Bel mengangguk, seraya mengambil sikat dari laci lalu mulai
mengurai kekusutan rambutnya.
“Tampaknya ada banyak adegan teriak-teriak, menilai dari
semua bagian yang dimiringkan ini,” komentarku, walau kukira ini tidak
terlampau menyimpang dari kenyataan.
“Kebetulan perannya bagus sekali,” ujarnya pada cermin,
sambil menyikat rambutnya penuh semangat. “Wataknya rumit. Jarang-jarang kamu
mendapatkan peran wanita yang rumit.” Ia menjulurkan lengan untuk melepaskan
rambut yang berbelit. “Seringnya peranmu cuma untuk tampil cantik dan menangis
sesekali.”
“Siapa yang jadi adik cantiknya? Mirela?”

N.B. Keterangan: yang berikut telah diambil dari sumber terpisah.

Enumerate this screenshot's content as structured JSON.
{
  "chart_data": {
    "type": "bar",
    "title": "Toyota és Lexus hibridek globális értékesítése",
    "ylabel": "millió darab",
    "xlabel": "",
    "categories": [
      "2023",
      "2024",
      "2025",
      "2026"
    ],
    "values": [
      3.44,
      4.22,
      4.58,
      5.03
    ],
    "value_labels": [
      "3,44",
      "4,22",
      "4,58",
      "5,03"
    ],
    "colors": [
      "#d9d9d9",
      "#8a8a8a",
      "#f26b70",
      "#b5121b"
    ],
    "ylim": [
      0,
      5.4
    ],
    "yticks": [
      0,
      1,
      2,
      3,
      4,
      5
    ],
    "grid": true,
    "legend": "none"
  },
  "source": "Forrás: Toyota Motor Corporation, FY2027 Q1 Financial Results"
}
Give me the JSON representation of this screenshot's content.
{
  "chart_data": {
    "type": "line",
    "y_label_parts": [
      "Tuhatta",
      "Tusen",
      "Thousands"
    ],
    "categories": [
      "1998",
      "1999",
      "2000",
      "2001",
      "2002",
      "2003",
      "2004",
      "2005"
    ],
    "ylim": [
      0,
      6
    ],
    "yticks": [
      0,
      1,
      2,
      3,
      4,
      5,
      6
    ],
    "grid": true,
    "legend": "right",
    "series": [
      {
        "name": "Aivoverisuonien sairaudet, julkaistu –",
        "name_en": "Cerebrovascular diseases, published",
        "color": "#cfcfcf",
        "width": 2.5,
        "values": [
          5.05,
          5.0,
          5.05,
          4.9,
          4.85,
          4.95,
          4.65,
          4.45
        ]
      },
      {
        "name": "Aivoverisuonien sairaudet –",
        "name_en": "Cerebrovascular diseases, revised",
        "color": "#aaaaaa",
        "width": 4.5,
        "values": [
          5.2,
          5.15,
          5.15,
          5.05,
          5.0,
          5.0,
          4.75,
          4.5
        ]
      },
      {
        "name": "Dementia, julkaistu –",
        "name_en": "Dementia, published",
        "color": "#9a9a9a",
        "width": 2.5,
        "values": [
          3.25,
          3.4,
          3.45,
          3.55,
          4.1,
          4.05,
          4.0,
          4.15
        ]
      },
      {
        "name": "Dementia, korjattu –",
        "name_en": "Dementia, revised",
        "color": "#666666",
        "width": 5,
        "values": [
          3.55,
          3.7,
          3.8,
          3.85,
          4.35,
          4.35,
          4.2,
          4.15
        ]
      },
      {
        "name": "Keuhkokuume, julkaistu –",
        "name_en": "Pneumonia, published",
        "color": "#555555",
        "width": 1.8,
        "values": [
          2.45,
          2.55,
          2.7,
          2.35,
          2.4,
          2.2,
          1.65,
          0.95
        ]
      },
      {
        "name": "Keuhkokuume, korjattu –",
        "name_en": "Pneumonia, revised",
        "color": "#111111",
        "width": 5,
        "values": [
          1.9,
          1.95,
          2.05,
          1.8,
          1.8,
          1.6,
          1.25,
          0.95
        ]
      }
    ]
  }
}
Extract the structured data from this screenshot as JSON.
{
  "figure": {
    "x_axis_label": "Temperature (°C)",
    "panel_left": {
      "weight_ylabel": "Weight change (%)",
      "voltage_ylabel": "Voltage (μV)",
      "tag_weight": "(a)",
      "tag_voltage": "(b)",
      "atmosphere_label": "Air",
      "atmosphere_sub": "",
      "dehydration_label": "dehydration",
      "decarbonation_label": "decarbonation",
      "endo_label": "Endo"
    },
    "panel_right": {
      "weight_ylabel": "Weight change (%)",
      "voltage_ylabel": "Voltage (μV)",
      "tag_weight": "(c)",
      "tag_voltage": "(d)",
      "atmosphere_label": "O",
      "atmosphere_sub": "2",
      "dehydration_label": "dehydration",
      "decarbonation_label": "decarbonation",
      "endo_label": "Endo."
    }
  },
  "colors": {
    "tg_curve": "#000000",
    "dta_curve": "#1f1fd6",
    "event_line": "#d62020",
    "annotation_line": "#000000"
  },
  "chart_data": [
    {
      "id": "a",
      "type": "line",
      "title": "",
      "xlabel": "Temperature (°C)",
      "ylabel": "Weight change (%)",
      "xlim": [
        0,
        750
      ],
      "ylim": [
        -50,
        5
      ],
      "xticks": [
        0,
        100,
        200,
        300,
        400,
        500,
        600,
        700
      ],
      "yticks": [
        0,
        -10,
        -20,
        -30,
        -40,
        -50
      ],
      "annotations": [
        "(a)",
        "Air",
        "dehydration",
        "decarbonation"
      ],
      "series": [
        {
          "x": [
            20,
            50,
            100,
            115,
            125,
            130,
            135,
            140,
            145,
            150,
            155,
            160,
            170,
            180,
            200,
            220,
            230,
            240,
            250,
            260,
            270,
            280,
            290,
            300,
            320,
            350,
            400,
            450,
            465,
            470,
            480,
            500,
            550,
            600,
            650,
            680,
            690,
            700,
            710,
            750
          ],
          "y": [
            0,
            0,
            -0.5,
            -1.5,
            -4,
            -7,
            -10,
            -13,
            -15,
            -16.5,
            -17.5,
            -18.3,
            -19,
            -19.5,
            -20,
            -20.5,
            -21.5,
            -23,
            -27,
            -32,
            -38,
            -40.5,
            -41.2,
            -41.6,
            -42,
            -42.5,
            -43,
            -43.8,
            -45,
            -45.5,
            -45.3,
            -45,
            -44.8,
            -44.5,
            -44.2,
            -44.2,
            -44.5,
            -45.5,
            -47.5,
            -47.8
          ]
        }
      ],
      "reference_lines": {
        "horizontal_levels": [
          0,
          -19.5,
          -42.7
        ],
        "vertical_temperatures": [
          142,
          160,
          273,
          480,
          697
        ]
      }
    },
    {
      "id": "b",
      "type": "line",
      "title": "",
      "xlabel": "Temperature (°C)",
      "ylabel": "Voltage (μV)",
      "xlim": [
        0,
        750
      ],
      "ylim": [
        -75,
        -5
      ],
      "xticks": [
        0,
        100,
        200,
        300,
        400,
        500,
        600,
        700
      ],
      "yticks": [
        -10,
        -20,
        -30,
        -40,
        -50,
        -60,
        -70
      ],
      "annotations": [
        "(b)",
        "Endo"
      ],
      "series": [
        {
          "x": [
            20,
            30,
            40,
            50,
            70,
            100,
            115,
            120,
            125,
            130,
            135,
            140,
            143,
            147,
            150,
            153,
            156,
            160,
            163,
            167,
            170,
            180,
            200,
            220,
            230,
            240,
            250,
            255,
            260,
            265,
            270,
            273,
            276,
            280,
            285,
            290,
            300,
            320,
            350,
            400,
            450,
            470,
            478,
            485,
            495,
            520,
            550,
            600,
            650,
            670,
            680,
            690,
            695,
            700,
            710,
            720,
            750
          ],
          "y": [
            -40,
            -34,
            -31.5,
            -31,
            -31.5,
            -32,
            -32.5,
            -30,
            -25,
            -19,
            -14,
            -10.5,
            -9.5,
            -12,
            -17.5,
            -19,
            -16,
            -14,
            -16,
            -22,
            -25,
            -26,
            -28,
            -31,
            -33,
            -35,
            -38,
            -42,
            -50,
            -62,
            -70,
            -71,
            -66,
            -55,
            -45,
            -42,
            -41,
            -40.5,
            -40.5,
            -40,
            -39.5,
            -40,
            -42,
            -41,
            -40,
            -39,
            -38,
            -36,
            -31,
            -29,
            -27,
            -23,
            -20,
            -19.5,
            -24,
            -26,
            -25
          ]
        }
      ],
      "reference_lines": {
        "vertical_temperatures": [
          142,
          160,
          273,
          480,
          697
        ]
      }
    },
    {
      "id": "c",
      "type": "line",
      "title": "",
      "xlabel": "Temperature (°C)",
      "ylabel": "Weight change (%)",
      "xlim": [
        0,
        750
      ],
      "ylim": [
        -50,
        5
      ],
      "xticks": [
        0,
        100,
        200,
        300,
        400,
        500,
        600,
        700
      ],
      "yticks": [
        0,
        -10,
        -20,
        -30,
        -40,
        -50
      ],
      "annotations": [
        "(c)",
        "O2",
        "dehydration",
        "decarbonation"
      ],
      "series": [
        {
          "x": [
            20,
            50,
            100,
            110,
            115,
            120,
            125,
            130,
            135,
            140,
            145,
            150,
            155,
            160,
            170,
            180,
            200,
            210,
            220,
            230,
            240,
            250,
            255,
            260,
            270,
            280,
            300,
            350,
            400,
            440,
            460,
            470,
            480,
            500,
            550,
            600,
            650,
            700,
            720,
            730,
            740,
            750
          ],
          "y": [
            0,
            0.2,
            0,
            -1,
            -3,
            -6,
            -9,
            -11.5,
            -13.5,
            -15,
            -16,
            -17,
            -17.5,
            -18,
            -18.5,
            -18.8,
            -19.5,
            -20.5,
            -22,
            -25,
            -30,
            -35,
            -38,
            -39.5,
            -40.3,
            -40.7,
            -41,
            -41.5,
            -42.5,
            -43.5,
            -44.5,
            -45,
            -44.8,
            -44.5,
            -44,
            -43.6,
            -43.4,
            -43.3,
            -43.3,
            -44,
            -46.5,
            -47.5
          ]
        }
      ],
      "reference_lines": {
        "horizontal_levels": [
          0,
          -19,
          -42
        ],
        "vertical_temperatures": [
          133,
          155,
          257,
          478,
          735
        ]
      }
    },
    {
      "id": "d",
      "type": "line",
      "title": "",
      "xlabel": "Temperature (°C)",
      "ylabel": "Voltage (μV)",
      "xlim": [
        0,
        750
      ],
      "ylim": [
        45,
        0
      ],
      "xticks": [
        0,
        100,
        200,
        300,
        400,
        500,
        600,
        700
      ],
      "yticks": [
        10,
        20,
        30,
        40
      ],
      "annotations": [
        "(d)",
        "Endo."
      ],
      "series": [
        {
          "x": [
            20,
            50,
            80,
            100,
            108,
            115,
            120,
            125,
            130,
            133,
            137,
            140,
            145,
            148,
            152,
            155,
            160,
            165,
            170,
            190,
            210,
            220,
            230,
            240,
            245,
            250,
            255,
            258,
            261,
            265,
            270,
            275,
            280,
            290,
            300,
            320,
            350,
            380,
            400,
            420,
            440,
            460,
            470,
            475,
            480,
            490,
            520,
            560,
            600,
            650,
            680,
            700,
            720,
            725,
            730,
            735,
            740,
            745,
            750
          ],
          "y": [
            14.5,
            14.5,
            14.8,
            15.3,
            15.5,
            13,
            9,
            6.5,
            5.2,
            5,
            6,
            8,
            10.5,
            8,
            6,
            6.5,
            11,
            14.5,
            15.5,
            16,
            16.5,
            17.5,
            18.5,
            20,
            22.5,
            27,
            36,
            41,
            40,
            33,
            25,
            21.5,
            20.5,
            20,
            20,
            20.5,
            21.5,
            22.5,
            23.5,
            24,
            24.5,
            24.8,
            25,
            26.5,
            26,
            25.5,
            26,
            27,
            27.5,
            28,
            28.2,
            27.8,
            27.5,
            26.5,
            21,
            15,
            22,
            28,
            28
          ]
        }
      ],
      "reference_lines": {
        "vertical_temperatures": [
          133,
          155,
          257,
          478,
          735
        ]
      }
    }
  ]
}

“Mmm,” sahut Bel redup. “Harry pengacaranya dan Bunda, meski
aku sudah memohon-mohon padanya, jadi ibu yang sakit-sakitan.”
“Lucu juga ya kamu yang jadi gadis berkursi roda, sedang
Mirela memerankan modelnya,” candaku. “Maksudku, bila kamu ingat bahwa dia yang
kakinya cuma sebelah.”
Bel tidak menyahut, namun ia semakin garang menyikat
rambutnya hingga terdengar bunyi bekertak-kertak.
“Maksudku bila kamu memikir-mikirnya, rasanya lucu juga,”
ulangku, kalau-kalau ia tidak menangkap.
“Charles, sebenarnya aku sangat sibuk,” tegasnya ke arah cermin.
“Enggak apa-apa,” ujarku manis. “Kamu lanjutkan saja yang
sedang kamu lakukan. Jangan hiraukan aku.”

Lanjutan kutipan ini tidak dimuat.